Si vous voulez des nouvelles de nos armées le régiment de Champagne s’est battu comme un lion et a battu comme un chien. Si vous voulez des nouvelles de la marine, on nous prend nos vaisseaux (4) tous les jours. Si vous aimez mieux des nouvelles de finances, nous n’avons pas le sou. Je vous aime, et je vous regrette de tout mon cœur.
1 – Chambre d’ami aux Délices. (G.A.)
2 – Supérieur des jésuites d’Ornex. (G.A.)
3 – Le chevalier de Maudave. (G.A.)
4 – Il y eut de pris ou détruits dans la guerre de Sept-Ans trente-trois vaisseaux de ligne et soixante-quatorze frégates. (G.A.)
à M. Damilaville.
27 Février 1761.
Reçu K et L (1). Enivré du succès du Père de Famille (2), je crois qu’il faut tout tenter, à la première occasion, pour mettre M. Diderot de l’Académie : c’est toujours une espèce de rempart contre les fanatiques et les fripons. Si je peux exécuter quelques ordres pour M. Damilaville auprès de M. de Courteilles, je suis tout prêt et trop heureux.
Les frères ont-ils reçu un chant de Dorothée (3), retrouvé dans d’anciennes paperasses, et des lettres du marquis de Ximenès sur le roman de J.-J. ?
J’assomme les frères de petites dépenses : je prie M. Thieriot de mettre tout sur mon agenda. Il y a longtemps qu’il ne m’a écrit ; il ne sait pas que j’aime passionnément ses lettres. Mille tendres amitiés.
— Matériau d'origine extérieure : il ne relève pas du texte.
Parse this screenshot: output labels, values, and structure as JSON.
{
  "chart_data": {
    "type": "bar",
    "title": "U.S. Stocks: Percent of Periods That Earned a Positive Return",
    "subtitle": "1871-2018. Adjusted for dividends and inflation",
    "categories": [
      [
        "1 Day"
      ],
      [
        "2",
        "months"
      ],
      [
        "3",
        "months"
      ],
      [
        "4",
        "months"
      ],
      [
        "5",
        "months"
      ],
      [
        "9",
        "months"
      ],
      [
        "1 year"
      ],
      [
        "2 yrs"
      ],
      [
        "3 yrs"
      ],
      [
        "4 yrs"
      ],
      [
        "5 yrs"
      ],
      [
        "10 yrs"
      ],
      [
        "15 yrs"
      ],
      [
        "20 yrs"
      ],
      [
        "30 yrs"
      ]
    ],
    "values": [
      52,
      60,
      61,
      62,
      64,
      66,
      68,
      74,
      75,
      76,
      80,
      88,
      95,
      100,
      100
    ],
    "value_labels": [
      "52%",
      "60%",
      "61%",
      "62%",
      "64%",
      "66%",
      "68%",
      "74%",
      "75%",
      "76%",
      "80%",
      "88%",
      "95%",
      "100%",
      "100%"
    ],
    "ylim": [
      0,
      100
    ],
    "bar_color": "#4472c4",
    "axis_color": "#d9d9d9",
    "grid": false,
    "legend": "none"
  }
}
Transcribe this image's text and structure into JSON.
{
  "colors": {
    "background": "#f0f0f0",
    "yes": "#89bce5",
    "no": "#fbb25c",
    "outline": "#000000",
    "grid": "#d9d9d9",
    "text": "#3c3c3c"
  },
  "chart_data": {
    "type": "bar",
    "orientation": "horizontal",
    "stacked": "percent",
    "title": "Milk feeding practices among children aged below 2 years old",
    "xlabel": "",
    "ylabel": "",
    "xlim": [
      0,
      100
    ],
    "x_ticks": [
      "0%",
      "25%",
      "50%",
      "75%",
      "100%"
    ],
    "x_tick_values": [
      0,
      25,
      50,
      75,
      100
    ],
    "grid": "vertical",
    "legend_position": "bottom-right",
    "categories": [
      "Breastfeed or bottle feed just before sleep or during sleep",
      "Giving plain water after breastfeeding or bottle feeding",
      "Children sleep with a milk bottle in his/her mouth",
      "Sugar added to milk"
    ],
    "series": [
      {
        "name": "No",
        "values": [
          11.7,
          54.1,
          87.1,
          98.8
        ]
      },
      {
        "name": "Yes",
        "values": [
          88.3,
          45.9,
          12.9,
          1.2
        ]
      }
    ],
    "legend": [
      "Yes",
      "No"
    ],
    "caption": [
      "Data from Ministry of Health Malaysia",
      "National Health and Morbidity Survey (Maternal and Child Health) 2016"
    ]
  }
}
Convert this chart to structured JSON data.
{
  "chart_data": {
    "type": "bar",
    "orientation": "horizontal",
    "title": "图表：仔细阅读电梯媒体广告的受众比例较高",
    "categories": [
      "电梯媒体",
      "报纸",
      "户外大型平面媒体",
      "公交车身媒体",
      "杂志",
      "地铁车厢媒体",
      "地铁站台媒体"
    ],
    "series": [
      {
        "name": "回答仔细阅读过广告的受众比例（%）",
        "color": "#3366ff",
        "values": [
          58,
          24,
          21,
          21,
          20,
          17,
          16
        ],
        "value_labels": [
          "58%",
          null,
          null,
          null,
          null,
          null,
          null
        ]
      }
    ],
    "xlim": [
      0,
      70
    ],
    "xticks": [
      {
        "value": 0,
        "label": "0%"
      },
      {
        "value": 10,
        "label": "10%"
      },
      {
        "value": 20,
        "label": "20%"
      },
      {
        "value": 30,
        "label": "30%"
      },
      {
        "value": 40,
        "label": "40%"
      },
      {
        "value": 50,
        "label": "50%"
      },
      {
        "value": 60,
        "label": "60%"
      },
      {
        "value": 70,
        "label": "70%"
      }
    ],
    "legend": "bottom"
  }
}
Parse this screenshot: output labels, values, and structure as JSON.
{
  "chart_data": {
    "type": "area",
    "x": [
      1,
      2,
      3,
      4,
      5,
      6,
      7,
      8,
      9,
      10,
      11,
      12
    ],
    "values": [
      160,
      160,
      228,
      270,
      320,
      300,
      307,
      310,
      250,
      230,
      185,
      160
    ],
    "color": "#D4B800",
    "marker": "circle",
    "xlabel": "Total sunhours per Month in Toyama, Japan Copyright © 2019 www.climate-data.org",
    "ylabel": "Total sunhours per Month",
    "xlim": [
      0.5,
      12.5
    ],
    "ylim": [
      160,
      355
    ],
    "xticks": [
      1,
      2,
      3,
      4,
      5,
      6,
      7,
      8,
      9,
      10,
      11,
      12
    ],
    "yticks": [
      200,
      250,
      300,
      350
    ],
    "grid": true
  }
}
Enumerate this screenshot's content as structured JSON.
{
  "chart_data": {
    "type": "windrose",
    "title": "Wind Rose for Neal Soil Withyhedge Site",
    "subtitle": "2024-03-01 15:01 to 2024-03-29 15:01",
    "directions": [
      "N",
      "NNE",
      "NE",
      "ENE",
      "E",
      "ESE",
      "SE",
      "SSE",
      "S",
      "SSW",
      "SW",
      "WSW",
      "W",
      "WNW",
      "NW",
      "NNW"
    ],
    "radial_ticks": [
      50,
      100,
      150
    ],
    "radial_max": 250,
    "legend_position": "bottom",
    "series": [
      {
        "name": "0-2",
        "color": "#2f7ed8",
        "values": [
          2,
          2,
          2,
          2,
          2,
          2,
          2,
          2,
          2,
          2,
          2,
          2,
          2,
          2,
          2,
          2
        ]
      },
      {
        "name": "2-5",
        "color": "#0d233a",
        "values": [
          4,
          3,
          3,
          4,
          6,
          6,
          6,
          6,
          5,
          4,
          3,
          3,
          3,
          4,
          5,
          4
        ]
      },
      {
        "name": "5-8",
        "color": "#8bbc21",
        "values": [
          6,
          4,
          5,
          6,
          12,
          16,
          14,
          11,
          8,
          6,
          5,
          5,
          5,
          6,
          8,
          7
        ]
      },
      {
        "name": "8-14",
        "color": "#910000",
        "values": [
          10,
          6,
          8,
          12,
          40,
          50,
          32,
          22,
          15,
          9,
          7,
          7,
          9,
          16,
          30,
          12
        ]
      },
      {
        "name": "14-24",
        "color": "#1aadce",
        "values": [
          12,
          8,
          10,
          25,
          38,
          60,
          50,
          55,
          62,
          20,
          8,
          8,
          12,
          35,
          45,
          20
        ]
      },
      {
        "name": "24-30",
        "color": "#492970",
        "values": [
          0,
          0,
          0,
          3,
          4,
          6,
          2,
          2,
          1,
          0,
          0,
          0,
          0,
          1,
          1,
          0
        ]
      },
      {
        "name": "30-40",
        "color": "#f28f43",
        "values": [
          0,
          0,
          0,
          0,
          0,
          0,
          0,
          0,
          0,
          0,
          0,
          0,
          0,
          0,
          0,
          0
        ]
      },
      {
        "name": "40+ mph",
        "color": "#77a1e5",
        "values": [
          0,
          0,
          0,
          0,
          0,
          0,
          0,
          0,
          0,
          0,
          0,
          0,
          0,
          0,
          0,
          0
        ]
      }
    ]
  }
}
1 – Du Recueil A, B, C, etc. (G.A.)
2 – Joué le 18 Février. (G.A.)
3 – Voyez la Pucelle. (G.A.)
à M. Fabry.
Aux Délices, 24 Février 1761 (1).
Monsieur, j’ai l’honneur de vous envoyer la lettre de M. de Montigny, où vous verrez ce qu’on pense du sieur Sédillot ; j’y joins une lettre de M. de Villeneuve pour le remercier, et en même temps pour lui dire combien la province vous a d’obligations. Je lui fais un petit tableau des malheurs du pays de Gex, et des torts que le sieur Sédillot a faits à ce petit coin du monde, qui sans vous serait accablé. J’ai écrit en conformité à M. de Courteilles et à M. de Trudaine.
J’ai vu M. Myrani que vous avez eu la bonté de m’envoyer. Vous me rendez cette province chère ; je contribuerai, autant qu’il me sera possible, au desséchement que vous projetez de tous les marais ; et mon principal soin sera toujours de seconder, autant qu’il sera en moi, vos volontés et vos vues pour le bien public.
J’ai l’honneur d’être, avec tous les sentiments qui vous sont dus, monsieur, votre très humble et très obéissant serviteur.